Abstract
THZ1 is a selective CDK7 inhibitor that preferentially diminishes transcription in cancer cells.
Major finding: THZ1 is a selective CDK7 inhibitor that preferentially diminishes transcription in cancer cells.
Mechanism: THZ1 covalently binds Cys312 outside the kinase domain of CDK7 to inhibit RNAPII phosphorylation.
Impact: Selective targeting of aberrant transcriptional regulation may serve as a therapeutic strategy.

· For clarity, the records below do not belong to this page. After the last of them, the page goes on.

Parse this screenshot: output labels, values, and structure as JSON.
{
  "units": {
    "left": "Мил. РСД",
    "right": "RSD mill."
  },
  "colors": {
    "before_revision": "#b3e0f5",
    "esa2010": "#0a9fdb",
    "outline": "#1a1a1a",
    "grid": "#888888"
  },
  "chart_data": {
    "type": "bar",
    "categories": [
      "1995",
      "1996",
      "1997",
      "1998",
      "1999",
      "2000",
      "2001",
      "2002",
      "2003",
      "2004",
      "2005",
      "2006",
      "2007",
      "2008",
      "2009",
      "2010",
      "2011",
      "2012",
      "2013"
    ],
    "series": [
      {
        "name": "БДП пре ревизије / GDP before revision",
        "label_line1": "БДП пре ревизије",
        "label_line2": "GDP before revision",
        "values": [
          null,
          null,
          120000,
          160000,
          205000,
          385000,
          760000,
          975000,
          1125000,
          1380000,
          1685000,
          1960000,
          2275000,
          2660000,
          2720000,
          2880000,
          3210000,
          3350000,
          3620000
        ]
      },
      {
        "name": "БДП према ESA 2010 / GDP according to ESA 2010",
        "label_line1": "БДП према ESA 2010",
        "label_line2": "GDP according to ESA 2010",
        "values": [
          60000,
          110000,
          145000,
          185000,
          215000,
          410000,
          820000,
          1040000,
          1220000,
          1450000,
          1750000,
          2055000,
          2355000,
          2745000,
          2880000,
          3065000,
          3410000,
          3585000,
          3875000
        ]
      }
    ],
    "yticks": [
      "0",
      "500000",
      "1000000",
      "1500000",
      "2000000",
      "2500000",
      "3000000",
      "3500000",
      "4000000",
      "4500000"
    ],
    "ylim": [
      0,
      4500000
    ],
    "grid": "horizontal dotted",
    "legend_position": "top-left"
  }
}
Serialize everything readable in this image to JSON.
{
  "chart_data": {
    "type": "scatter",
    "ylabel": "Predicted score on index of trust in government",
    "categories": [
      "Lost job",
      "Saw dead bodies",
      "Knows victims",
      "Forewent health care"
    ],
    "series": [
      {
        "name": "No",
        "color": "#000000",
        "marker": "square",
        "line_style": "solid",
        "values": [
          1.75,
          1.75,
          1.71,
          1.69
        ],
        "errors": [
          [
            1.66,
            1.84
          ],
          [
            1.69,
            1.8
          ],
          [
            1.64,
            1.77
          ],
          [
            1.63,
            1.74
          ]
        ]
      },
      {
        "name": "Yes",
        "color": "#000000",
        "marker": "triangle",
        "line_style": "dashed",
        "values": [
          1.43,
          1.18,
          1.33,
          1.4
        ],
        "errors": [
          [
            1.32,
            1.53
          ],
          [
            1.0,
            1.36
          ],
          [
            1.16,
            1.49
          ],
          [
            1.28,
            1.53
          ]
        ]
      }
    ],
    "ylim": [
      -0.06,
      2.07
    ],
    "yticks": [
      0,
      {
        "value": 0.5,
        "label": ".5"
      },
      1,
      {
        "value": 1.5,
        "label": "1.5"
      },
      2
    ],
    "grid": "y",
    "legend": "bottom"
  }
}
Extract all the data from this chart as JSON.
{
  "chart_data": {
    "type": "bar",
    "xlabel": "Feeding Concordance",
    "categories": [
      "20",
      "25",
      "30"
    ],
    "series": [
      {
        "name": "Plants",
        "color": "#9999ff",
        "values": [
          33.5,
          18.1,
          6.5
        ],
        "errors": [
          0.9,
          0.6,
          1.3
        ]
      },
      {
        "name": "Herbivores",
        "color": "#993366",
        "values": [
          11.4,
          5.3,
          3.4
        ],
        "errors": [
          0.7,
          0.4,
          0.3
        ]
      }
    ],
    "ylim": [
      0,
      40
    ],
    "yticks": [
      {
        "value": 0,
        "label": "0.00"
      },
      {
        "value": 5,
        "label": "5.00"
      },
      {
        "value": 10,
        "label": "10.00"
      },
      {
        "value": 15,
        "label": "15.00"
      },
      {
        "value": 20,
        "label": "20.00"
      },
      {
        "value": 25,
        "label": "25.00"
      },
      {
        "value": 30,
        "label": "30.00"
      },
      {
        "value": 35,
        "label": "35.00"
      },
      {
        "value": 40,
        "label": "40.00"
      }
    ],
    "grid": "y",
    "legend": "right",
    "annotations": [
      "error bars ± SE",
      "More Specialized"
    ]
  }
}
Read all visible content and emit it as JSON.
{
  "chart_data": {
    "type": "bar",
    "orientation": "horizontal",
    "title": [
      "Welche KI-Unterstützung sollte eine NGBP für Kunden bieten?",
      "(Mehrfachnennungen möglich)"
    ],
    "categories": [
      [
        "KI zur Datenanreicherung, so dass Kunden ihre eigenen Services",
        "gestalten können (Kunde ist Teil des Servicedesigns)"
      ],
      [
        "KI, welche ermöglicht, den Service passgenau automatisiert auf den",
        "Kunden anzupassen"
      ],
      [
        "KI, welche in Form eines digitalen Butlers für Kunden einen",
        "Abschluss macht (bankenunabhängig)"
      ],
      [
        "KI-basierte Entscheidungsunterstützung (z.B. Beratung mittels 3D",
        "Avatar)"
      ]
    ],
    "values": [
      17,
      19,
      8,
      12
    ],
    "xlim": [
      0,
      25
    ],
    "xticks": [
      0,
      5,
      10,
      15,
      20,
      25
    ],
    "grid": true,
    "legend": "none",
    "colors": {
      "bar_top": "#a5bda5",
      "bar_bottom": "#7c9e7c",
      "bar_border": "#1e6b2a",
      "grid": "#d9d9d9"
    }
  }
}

Oncogenic transcription factors utilize the general transcriptional machinery to drive tumorigenesis, but targeting transcription factors therapeutically has proven to be a difficult proposition. An important regulator of the transcriptional machinery is cyclin-dependent kinase 7 (CDK7), which modulates transcription by phosphorylating the C-terminal domain of RNA polymerase II (RNAPII). Utilizing cell-based screening and in vitro assays, Kwiatkowski, Zhang, and colleagues identified THZ1 as a covalent, irreversible CDK7 inhibitor that interacts with cysteine 312, which is unique to CDK7 and is located outside its kinase domain, thus making THZ1 selective for CDK7. More than half of cancer cell lines screened demonstrated sensitivity to THZ1, which elicited a decrease in proliferation and an increase in apoptosis, and gene ontology analyses showed enrichment of oncogenic transcription factors and regulators of RNAPII-driven transcription in these THZ1-sensitive cell lines. THZ1 was particularly effective in T-cell acute lymphoblastic leukemia (T-ALL) cell lines with dysregulated transcription factors, as well as in patient-derived T-ALL and chronic lymphocytic leukemia cells and T-ALL xenografts. Importantly, THZ1 treatment was well tolerated in tumor-bearing mice and induced cell-cycle arrest but not apoptosis in nontransformed cell lines, suggesting that normal cells are relatively insensitive to transcriptional disruption by CDK7 inhibition. In T-ALL cells, steady-state levels of mRNA decreased over time and RNAPII occupancy was diminished across the genome, both at gene promoters and in gene bodies, upon treatment with THZ1, consistent with the role of CDK7 in regulating transcriptional initiation and pausing. In response to low-dose treatment with THZ1, transcription of runt-related transcription factor 1 (RUNX1) was most profoundly downregulated, preventing activation of the RUNX1-driven transcriptional program, which is implicated in leukemia. In sum, these data uncover a novel covalent, selective CDK7 inhibitor that preferentially targets cancer-associated transcriptional machinery and transcription factor networks.